A vetted list of tools and systems for building, running, and governing AI agents.
Most agent lists are append-only. An entry is added because someone opened a pull request, and it stays after the project is abandoned. This list is the opposite: every entry is checked against the criteria below before it is added, and entries are removed when they stop meeting them. A short list of things that work is more useful than a long list of things that exist.
- Vetting
- Frameworks
- Coding Agents
- Runtimes and Sandboxes
- Model Serving
- Protocols
- Memory and Retrieval
- Evaluation
- Observability
- Security and Governance
- Reading
Every entry must meet all five criteria. An entry that stops meeting them is removed, not marked stale.
Maintained. A substantive commit in the last six months, and open issues that receive maintainer replies. A repository that stopped merging pull requests is not maintained, however many stars it has.
Runnable. The documented quickstart works on a clean machine. A project that requires undocumented setup does not belong here yet.
Documented. The readme explains what the project does and what it does not do, before it explains how to install it.
Used in earnest. Either a contributor has run it on real work, or it has a public track record of use beyond its own examples.
Not a wrapper. A thin shell around one API call, published to claim a name, is excluded.
Entries maintained by Ion Alpha are marked, so you can weigh them accordingly.
Libraries for composing models, tools, and control flow into an agent.
- LangGraph - Graph-structured agent orchestration with explicit state and durable execution.
- CrewAI - Role-based multi-agent teams with declarative task delegation.
- AutoGen - Conversation-driven multi-agent programming with a research-oriented design.
- Semantic Kernel - Agent and plugin composition for .NET, Python, and Java.
- smolagents - Minimal agent library where the model writes and runs code as its action space.
- Pydantic AI - Type-checked agent construction built on Pydantic validation.
Agents whose primary action space is a codebase.
- Aider - Terminal pair programmer that edits a Git repository and commits its own changes.
- OpenHands - Sandboxed development agent with a browser, shell, and editor.
- SWE-agent - Agent-computer interface research vehicle for resolving repository issues.
Where the agent's actions actually execute, and what contains them.
- Flynn - Agent operating system in a single Go binary, where every action is sandboxed, governed, and sealed into a verifiable record. Maintained by Ion Alpha.
- E2B - Hosted code-interpreter sandboxes for agent-generated code.
- gVisor - User-space kernel providing container isolation with a narrowed host syscall surface.
- Firecracker - MicroVM monitor for hardware-virtualized isolation with fast start times.
Running the model the agent thinks with, locally or on your own hardware.
- llama.cpp - Efficient CPU and GPU inference for GGUF models, with an OpenAI-compatible server.
- vLLM - High-throughput serving with paged attention and continuous batching, suited to concurrent agent runs.
- Ollama - Local model management and serving behind a single command.
Standards for connecting agents to tools, data, and each other.
- Model Context Protocol - Open protocol for exposing tools and resources to a model over a uniform interface.
- Agent2Agent - Protocol for discovery and task delegation between independent agents.
Giving an agent something to recall between turns and between runs.
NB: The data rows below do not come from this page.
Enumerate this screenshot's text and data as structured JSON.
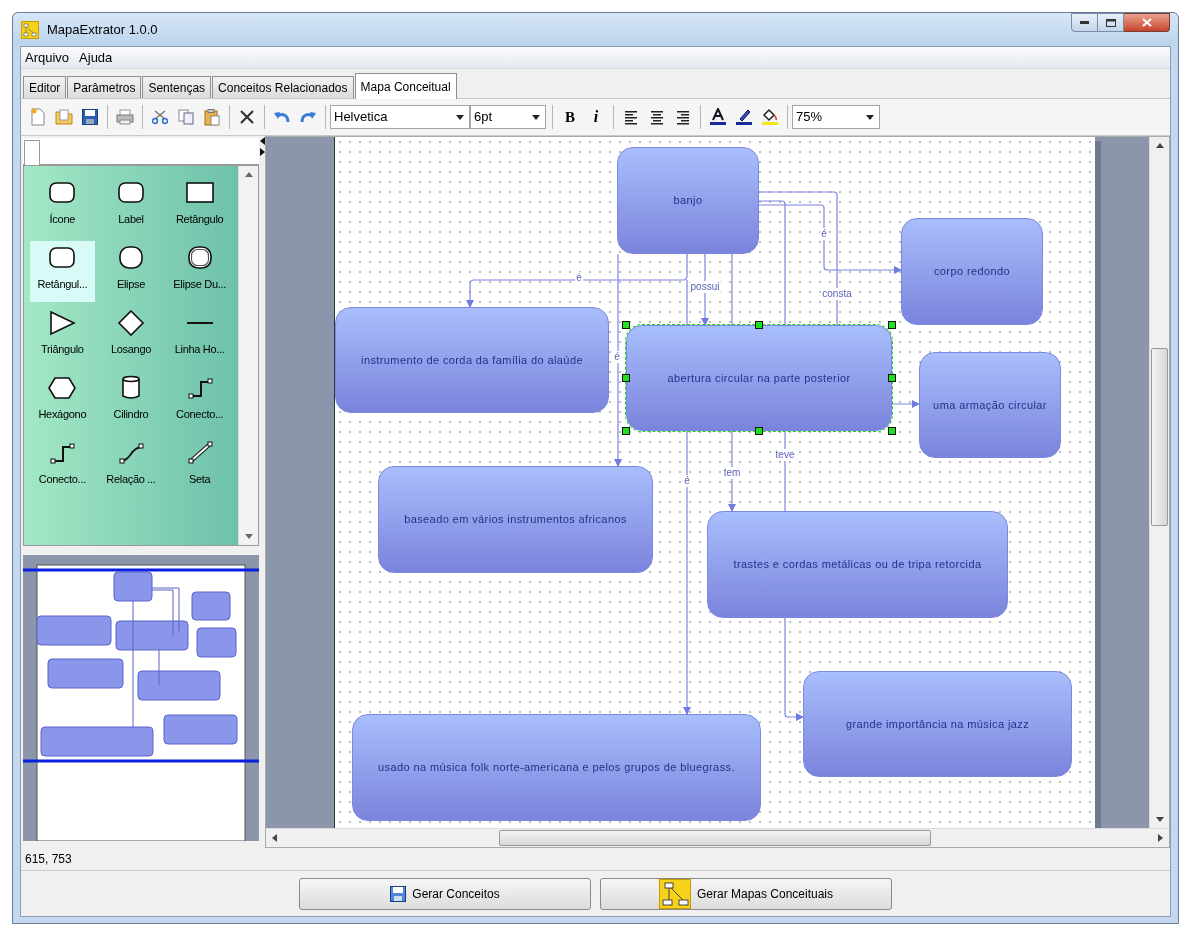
{
  "window": {
    "title": "MapaExtrator 1.0.0"
  },
  "menu": [
    "Arquivo",
    "Ajuda"
  ],
  "tabs": [
    {
      "label": "Editor",
      "selected": false
    },
    {
      "label": "Parâmetros",
      "selected": false
    },
    {
      "label": "Sentenças",
      "selected": false
    },
    {
      "label": "Conceitos Relacionados",
      "selected": false
    },
    {
      "label": "Mapa Conceitual",
      "selected": true
    }
  ],
  "toolbar": {
    "font": "Helvetica",
    "size": "6pt",
    "bold": "B",
    "italic": "i",
    "zoom": "75%"
  },
  "palette": {
    "items": [
      {
        "label": "Ícone",
        "kind": "rounded",
        "selected": false
      },
      {
        "label": "Label",
        "kind": "rounded",
        "selected": false
      },
      {
        "label": "Retângulo",
        "kind": "rect",
        "selected": false
      },
      {
        "label": "Retângul...",
        "kind": "rounded",
        "selected": true
      },
      {
        "label": "Elipse",
        "kind": "circle",
        "selected": false
      },
      {
        "label": "Elipse Du...",
        "kind": "double",
        "selected": false
      },
      {
        "label": "Triângulo",
        "kind": "triangle",
        "selected": false
      },
      {
        "label": "Losango",
        "kind": "diamond",
        "selected": false
      },
      {
        "label": "Linha Ho...",
        "kind": "line",
        "selected": false
      },
      {
        "label": "Hexágono",
        "kind": "hexagon",
        "selected": false
      },
      {
        "label": "Cilindro",
        "kind": "cylinder",
        "selected": false
      },
      {
        "label": "Conecto...",
        "kind": "connector",
        "selected": false
      },
      {
        "label": "Conecto...",
        "kind": "connector",
        "selected": false
      },
      {
        "label": "Relação ...",
        "kind": "relation",
        "selected": false
      },
      {
        "label": "Seta",
        "kind": "arrow",
        "selected": false
      }
    ]
  },
  "map": {
    "nodes": [
      {
        "text": "banjo",
        "selected": false
      },
      {
        "text": "corpo redondo",
        "selected": false
      },
      {
        "text": "instrumento de corda da família do alaúde",
        "selected": false
      },
      {
        "text": "abertura circular na parte posterior",
        "selected": true
      },
      {
        "text": "uma armação circular",
        "selected": false
      },
      {
        "text": "baseado em vários instrumentos africanos",
        "selected": false
      },
      {
        "text": "trastes e cordas metálicas ou de tripa retorcida",
        "selected": false
      },
      {
        "text": "grande importância na música jazz",
        "selected": false
      },
      {
        "text": "usado na música folk norte-americana e pelos grupos de bluegrass.",
        "selected": false
      }
    ],
    "edges": [
      {
        "label": "é"
      },
      {
        "label": "possui"
      },
      {
        "label": "é"
      },
      {
        "label": "é"
      },
      {
        "label": "é"
      },
      {
        "label": "consta"
      },
      {
        "label": "tem"
      },
      {
        "label": "teve"
      }
    ]
  },
  "status": "615, 753",
  "buttons": [
    {
      "label": "Gerar Conceitos",
      "kind": "save"
    },
    {
      "label": "Gerar Mapas Conceituais",
      "kind": "map"
    }
  ]
}
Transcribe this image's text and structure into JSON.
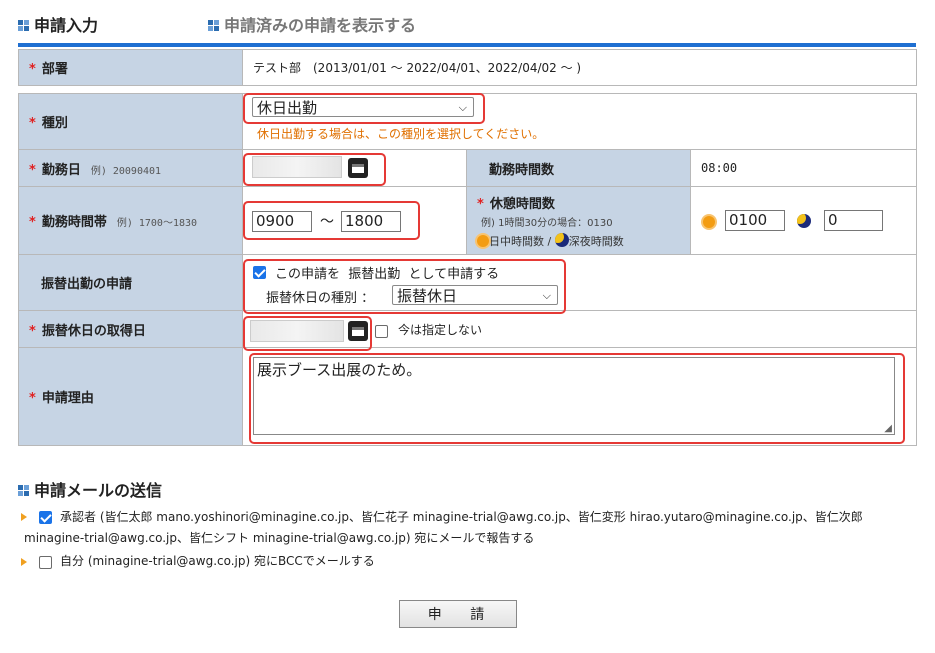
{
  "tabs": {
    "input": "申請入力",
    "history": "申請済みの申請を表示する"
  },
  "form": {
    "dept": {
      "label": "部署",
      "value": "テスト部　(2013/01/01 ～ 2022/04/01、2022/04/02 ～ )"
    },
    "type": {
      "label": "種別",
      "selected": "休日出勤",
      "note": "休日出勤する場合は、この種別を選択してください。"
    },
    "workday": {
      "label": "勤務日",
      "example": "例) 20090401"
    },
    "worktime_count": {
      "label": "勤務時間数",
      "value": "08:00"
    },
    "worktime": {
      "label": "勤務時間帯",
      "example": "例) 1700～1830",
      "start": "0900",
      "sep": "～",
      "end": "1800"
    },
    "break": {
      "label": "休憩時間数",
      "example": "例) 1時間30分の場合：0130",
      "day_label": "日中時間数",
      "slash": "/",
      "night_label": "深夜時間数",
      "day_value": "0100",
      "night_value": "0"
    },
    "substitute": {
      "label": "振替出勤の申請",
      "check_text": "この申請を  振替出勤  として申請する",
      "checked": true,
      "holiday_type_label": "振替休日の種別 ：",
      "holiday_type_value": "振替休日"
    },
    "holiday_date": {
      "label": "振替休日の取得日",
      "undecided_label": "今は指定しない",
      "undecided_checked": false
    },
    "reason": {
      "label": "申請理由",
      "value": "展示ブース出展のため。"
    }
  },
  "mail": {
    "title": "申請メールの送信",
    "approver_line1": "承認者 (皆仁太郎 mano.yoshinori@minagine.co.jp、皆仁花子 minagine-trial@awg.co.jp、皆仁変形 hirao.yutaro@minagine.co.jp、皆仁次郎",
    "approver_line2": "minagine-trial@awg.co.jp、皆仁シフト minagine-trial@awg.co.jp)  宛にメールで報告する",
    "approver_checked": true,
    "self_line": "自分 (minagine-trial@awg.co.jp)  宛にBCCでメールする",
    "self_checked": false
  },
  "submit_label": "申 請",
  "colors": {
    "label_bg": "#c6d4e4",
    "accent_blue": "#1f6fd1",
    "required": "#e02020",
    "highlight": "#e53935",
    "note": "#e07000"
  }
}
- Chroma - Embedding database with a small API surface, suited to per-agent memory stores.
- Qdrant - Vector search engine with payload filtering and on-disk storage.
- LlamaIndex - Ingestion and retrieval pipelines over private data.
Measuring whether the agent did the thing, rather than whether it sounded like it did.
- SWE-bench - Benchmark of real GitHub issues resolved against real test suites.
- Inspect - Evaluation framework for agentic tasks, from the UK AI Safety Institute.
- Ragas - Metrics for retrieval-augmented pipelines, including faithfulness and relevance.
Seeing what the agent did, in enough detail to explain a failure.
- Langfuse - Self-hostable tracing, evaluation, and prompt management for LLM applications.
- OpenLLMetry - OpenTelemetry instrumentation for model and agent calls.
- Phoenix - Tracing and evaluation with a local-first notebook workflow.
Constraining what an agent is permitted to do, and proving what it did.
- Garak - Vulnerability scanner that probes a model for prompt injection, leakage, and jailbreaks.
- OWASP Top 10 for LLM Applications - Reference list of the failure classes worth designing against.
- Promptfoo - Red-teaming and evaluation harness that runs adversarial probes as a test suite.
- Building Effective Agents - Argues most production value comes from composable patterns rather than autonomous loops.
- ReAct: Synergizing Reasoning and Acting in Language Models - The interleaved reason-and-act loop most agent frameworks still implement.
- Toolformer: Language Models Can Teach Themselves to Use Tools - Self-supervised tool use, and the origin of much of the tool-calling literature.
Read the contribution guidelines first. An entry that does not meet the vetting criteria will be declined with the reason, which is the point of the list.